XV. Обитатели пещеры — Дитя из слоновой кости — Генри Хаггард
После этого мне казалось, что я спал долгим беспокойным сном. Я не смог бы припомнить тех странных видений, которые грезились мне.
Наконец я открыл глаза и увидел, что лежу в большой прохладной комнате восточного типа на низкой кровати, возвышавшейся дюйма на три над полом.
В комнате не было окон; заменявшие их отверстия в стенах прикрывались висячими циновками, которые легко поднимались.
В оконное отверстие я увидел покрытый лесом склон лежавшего невдалеке холма. Он напомнил мне нечто, связанное с Дитятей. Что именно – я не мог вспомнить. Размышляя об этом, я услышал осторожные шаги и, обернувшись, увидел Ханса, вертевшего в руках новую соломенную шляпу.
– Ханс, – сказал я, – где ты взял эту новую шляпу?
– Мне дали ее здесь, – ответил он, – баас помнит, что дьявол Джана съел мою старую.
Тут память постепенно начала возвращаться ко мне. Ханс продолжал вертеть свою шляпу в руках, что немного раздражало меня. Я велел ему надеть ее на голову и спросил, где мы находимся.
– В городе Дитяти, куда бааса перенесли после того, как он едва не умер. Это очень хороший город. Здесь много пищи, хотя баас три дня спал и не ел ничего, кроме нескольких ложек молока и супа, которые баасу влили в горло, когда он на минуту очнулся.
– Я был сильно утомлен и нуждался в продолжительном покое, Хана. А теперь я чувствую голод. Скажи мне, здесь ли лорд Рэгнолл и Бена, или они погибли?
– Они живы и здоровы, баас, и все наше имущество цело. Они были с Харутом, когда он выручил нас, но баас потерял сознание и потому не видел их. С тех пор они ухаживали за баасом.
В это время в комнату вошел Сэвэдж, принесший мне на деревянном подносе суп.
– Добрый день, сэр! – приветствовал он меня, – я очень рад снова видеть вас с нами, особенно после того, как мы считали вас и Ханса мертвыми.
Я поблагодарил Сэвэджа и, съев суп, попросил приготовить мне что-нибудь посущественнее, так как почти умирал от голода. Он ушел исполнять мою просьбу. Ханса я услал за лордом Рэгноллом.
После их ухода пришел Харут. Он важно поклонился мне и уселся по восточному обычаю на циновку.
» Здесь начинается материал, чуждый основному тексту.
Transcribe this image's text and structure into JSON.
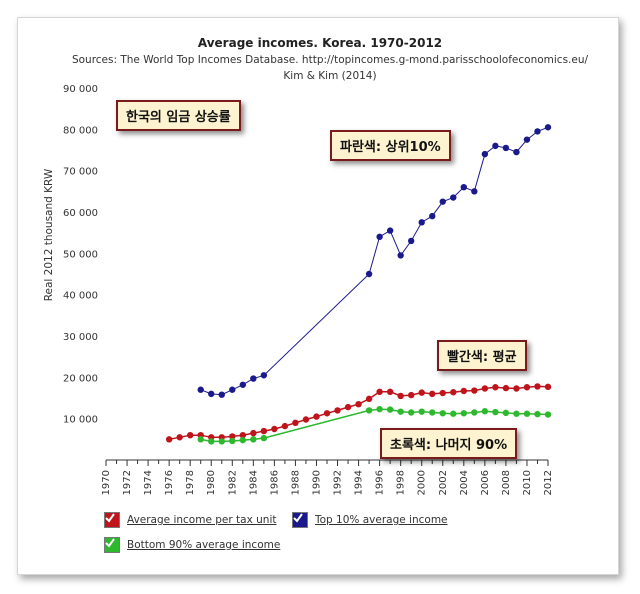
{
  "chart_data": {
    "type": "line",
    "title": "Average incomes. Korea. 1970-2012",
    "subtitle_lines": [
      "Sources: The World Top Incomes Database. http://topincomes.g-mond.parisschoolofeconomics.eu/",
      "Kim & Kim (2014)"
    ],
    "ylabel": "Real 2012 thousand KRW",
    "xlabel": "",
    "xlim": [
      1970,
      2012
    ],
    "ylim": [
      0,
      90000
    ],
    "x_ticks": [
      "1970",
      "1972",
      "1974",
      "1976",
      "1978",
      "1980",
      "1982",
      "1984",
      "1986",
      "1988",
      "1990",
      "1992",
      "1994",
      "1996",
      "1998",
      "2000",
      "2002",
      "2004",
      "2006",
      "2008",
      "2010",
      "2012"
    ],
    "y_ticks": [
      "10 000",
      "20 000",
      "30 000",
      "40 000",
      "50 000",
      "60 000",
      "70 000",
      "80 000",
      "90 000"
    ],
    "grid": false,
    "legend_position": "bottom",
    "series": [
      {
        "name": "Average income per tax unit",
        "color": "#c0141c",
        "points": [
          [
            1976,
            5000
          ],
          [
            1977,
            5500
          ],
          [
            1978,
            6000
          ],
          [
            1979,
            6000
          ],
          [
            1980,
            5500
          ],
          [
            1981,
            5500
          ],
          [
            1982,
            5700
          ],
          [
            1983,
            6000
          ],
          [
            1984,
            6500
          ],
          [
            1985,
            7000
          ],
          [
            1986,
            7500
          ],
          [
            1987,
            8200
          ],
          [
            1988,
            9000
          ],
          [
            1989,
            9800
          ],
          [
            1990,
            10500
          ],
          [
            1991,
            11300
          ],
          [
            1992,
            12000
          ],
          [
            1993,
            12800
          ],
          [
            1994,
            13500
          ],
          [
            1995,
            14800
          ],
          [
            1996,
            16500
          ],
          [
            1997,
            16500
          ],
          [
            1998,
            15500
          ],
          [
            1999,
            15700
          ],
          [
            2000,
            16300
          ],
          [
            2001,
            16000
          ],
          [
            2002,
            16200
          ],
          [
            2003,
            16400
          ],
          [
            2004,
            16700
          ],
          [
            2005,
            16800
          ],
          [
            2006,
            17300
          ],
          [
            2007,
            17600
          ],
          [
            2008,
            17400
          ],
          [
            2009,
            17300
          ],
          [
            2010,
            17600
          ],
          [
            2011,
            17800
          ],
          [
            2012,
            17700
          ]
        ]
      },
      {
        "name": "Top 10% average income",
        "color": "#1a1a8c",
        "points": [
          [
            1979,
            17000
          ],
          [
            1980,
            16000
          ],
          [
            1981,
            15800
          ],
          [
            1982,
            17000
          ],
          [
            1983,
            18200
          ],
          [
            1984,
            19700
          ],
          [
            1985,
            20500
          ],
          [
            1995,
            45000
          ],
          [
            1996,
            54000
          ],
          [
            1997,
            55500
          ],
          [
            1998,
            49500
          ],
          [
            1999,
            53000
          ],
          [
            2000,
            57500
          ],
          [
            2001,
            59000
          ],
          [
            2002,
            62500
          ],
          [
            2003,
            63500
          ],
          [
            2004,
            66000
          ],
          [
            2005,
            65000
          ],
          [
            2006,
            74000
          ],
          [
            2007,
            76000
          ],
          [
            2008,
            75500
          ],
          [
            2009,
            74500
          ],
          [
            2010,
            77500
          ],
          [
            2011,
            79500
          ],
          [
            2012,
            80500
          ]
        ]
      },
      {
        "name": "Bottom 90% average income",
        "color": "#2db82d",
        "points": [
          [
            1979,
            5000
          ],
          [
            1980,
            4500
          ],
          [
            1981,
            4500
          ],
          [
            1982,
            4600
          ],
          [
            1983,
            4800
          ],
          [
            1984,
            5000
          ],
          [
            1985,
            5300
          ],
          [
            1995,
            12000
          ],
          [
            1996,
            12300
          ],
          [
            1997,
            12200
          ],
          [
            1998,
            11700
          ],
          [
            1999,
            11500
          ],
          [
            2000,
            11700
          ],
          [
            2001,
            11500
          ],
          [
            2002,
            11300
          ],
          [
            2003,
            11200
          ],
          [
            2004,
            11300
          ],
          [
            2005,
            11500
          ],
          [
            2006,
            11800
          ],
          [
            2007,
            11600
          ],
          [
            2008,
            11400
          ],
          [
            2009,
            11200
          ],
          [
            2010,
            11200
          ],
          [
            2011,
            11100
          ],
          [
            2012,
            11000
          ]
        ]
      }
    ],
    "annotations": [
      {
        "id": "main",
        "text": "한국의 임금 상승률"
      },
      {
        "id": "top",
        "text": "파란색: 상위10%"
      },
      {
        "id": "avg",
        "text": "빨간색: 평균"
      },
      {
        "id": "bottom",
        "text": "초록색: 나머지 90%"
      }
    ]
  }
}
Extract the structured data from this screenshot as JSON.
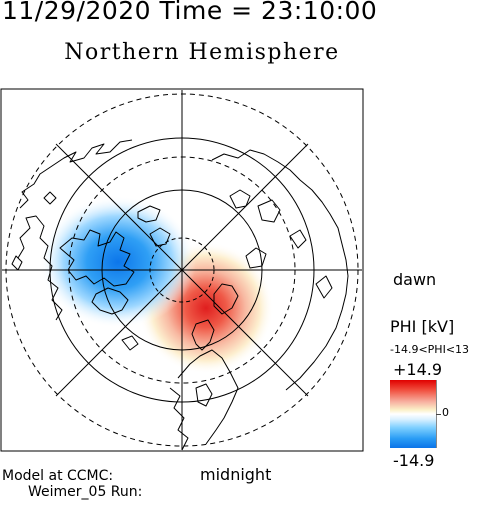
{
  "header": {
    "timestamp": "11/29/2020 Time = 23:10:00",
    "hemisphere": "Northern Hemisphere"
  },
  "labels": {
    "dawn": "dawn",
    "midnight": "midnight"
  },
  "credit": {
    "line1": "Model at CCMC:",
    "line2": "Weimer_05 Run:"
  },
  "colorbar": {
    "title": "PHI [kV]",
    "range": "-14.9<PHI<13",
    "max": "+14.9",
    "zero": "0",
    "min": "-14.9",
    "colors": {
      "positive": "#e00000",
      "neutral": "#ffffff",
      "negative": "#0b74e8"
    }
  }
}
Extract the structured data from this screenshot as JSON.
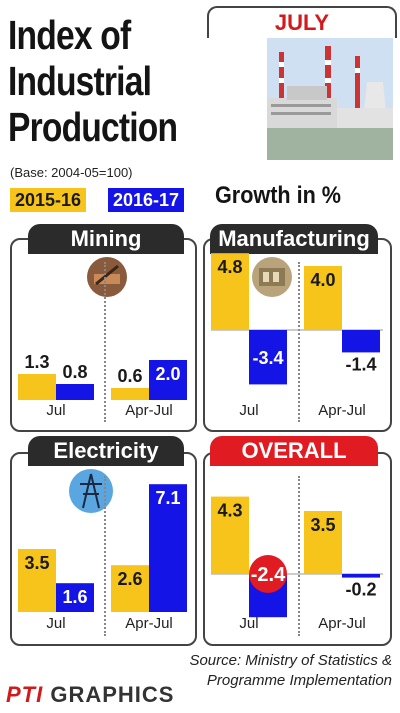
{
  "header": {
    "title_line1": "Index of",
    "title_line2": "Industrial",
    "title_line3": "Production",
    "month": "JULY",
    "base": "(Base: 2004-05=100)",
    "growth_label": "Growth in %"
  },
  "legend": {
    "series1": "2015-16",
    "series2": "2016-17"
  },
  "colors": {
    "series1": "#f6c41a",
    "series2": "#1414e6",
    "panel_title": "#2b2b2b",
    "overall_title": "#e01b22"
  },
  "chart_data": [
    {
      "type": "bar",
      "title": "Mining",
      "categories": [
        "Jul",
        "Apr-Jul"
      ],
      "series": [
        {
          "name": "2015-16",
          "values": [
            1.3,
            0.6
          ]
        },
        {
          "name": "2016-17",
          "values": [
            0.8,
            2.0
          ]
        }
      ]
    },
    {
      "type": "bar",
      "title": "Manufacturing",
      "categories": [
        "Jul",
        "Apr-Jul"
      ],
      "series": [
        {
          "name": "2015-16",
          "values": [
            4.8,
            4.0
          ]
        },
        {
          "name": "2016-17",
          "values": [
            -3.4,
            -1.4
          ]
        }
      ]
    },
    {
      "type": "bar",
      "title": "Electricity",
      "categories": [
        "Jul",
        "Apr-Jul"
      ],
      "series": [
        {
          "name": "2015-16",
          "values": [
            3.5,
            2.6
          ]
        },
        {
          "name": "2016-17",
          "values": [
            1.6,
            7.1
          ]
        }
      ]
    },
    {
      "type": "bar",
      "title": "OVERALL",
      "categories": [
        "Jul",
        "Apr-Jul"
      ],
      "series": [
        {
          "name": "2015-16",
          "values": [
            4.3,
            3.5
          ]
        },
        {
          "name": "2016-17",
          "values": [
            -2.4,
            -0.2
          ]
        }
      ]
    }
  ],
  "footer": {
    "source_line1": "Source: Ministry of Statistics &",
    "source_line2": "Programme Implementation",
    "brand_pti": "PTI",
    "brand_graphics": "GRAPHICS"
  }
}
– Должно быть, сильный дух живет в тебе, мой господин Макумацан, – сказал он, – ибо ты жив, хотя мы были уверены в твоей смерти.
– Да, ты ошибся, мой друг Харут. Твоя магия мало помогла тебе.
– Однако магия сделала свое даю, Макумацан. Я был ранен в колено и так утомлен, что в первые два дня после прибытия сюда не мог взойти на гору и обрести свет от глаз Дитяти. Но на третий день я сделал это, и оракул рассказал мне все. Я поспешно сошел с горы, собрал людей и как раз вовремя выехал навстречу тебе. Те глупцы уже поплатились за намерение причинить тебе зло, господин. Да, Джана оказался сильнее моего брата и остальных. Только ты и твой слуга смогли одолеть его.
– Все не так, Харут. Скорее, он одолел нас. Нам удалось только бежать от него, выбив ему глаз и поранив конец хобота.
– И это много по сравнению с тем, что удалось сделать другим в продолжение многих поколений. Но все равно конец Джаны близок, и падет он от твоей руки.
– Значит, он появляется на земле белых кенда?
– Да, Макумацан. Он, или его дух – не знаю, кто. Дважды в своей жизни я видел его на Священной горе, но как он приходит и уходит – никто этого не знает. Но я скажу: пусть причинивший Джане зло остережется его!
– Пусть Джана тоже остережется меня, если я встречу его с хорошим ружьем в руках. Но вот что, Харут. Перед гибелью твой брат Марут начал говорить мне что-то о жене лорда Рэгнолла. Тогда мне было не до того, но из его слов я понял, что леди Рэгнолл находится на Священной Горе.
– Либо ты не понял Марута, мой господин, либо мой брат бредил от страха, – ответил Харут, лицо которого при этом приняло каменное, бесстрастное выражение. – Прекрасной леди нет на Священной Горе. Но позволь мне сказать, что никто, кроме жрецов Дитяти, не может ступить на гору. Кто попробует сделать это, тот умрет, ибо гору охраняет страж, который страшнее Джаны. Не спрашивай меня о нем: больше я ничего не скажу. Но если ты и твои друзья дорожите жизнью, не пытайтесь даже взглянуть на этого стража!
Видя, что продолжать разговор на эту тему бесполезно, я перевел его на град, побивший поля черных кенда.
– Я знаю, – сказал Харут, – это первое проклятие Дитяти, моими устами обещанное Симбе и его народу. Вторым будет голод, а он уже близок, ибо запасы хлеба у черных кенда подходят к концу, а большая часть их скота побита градом.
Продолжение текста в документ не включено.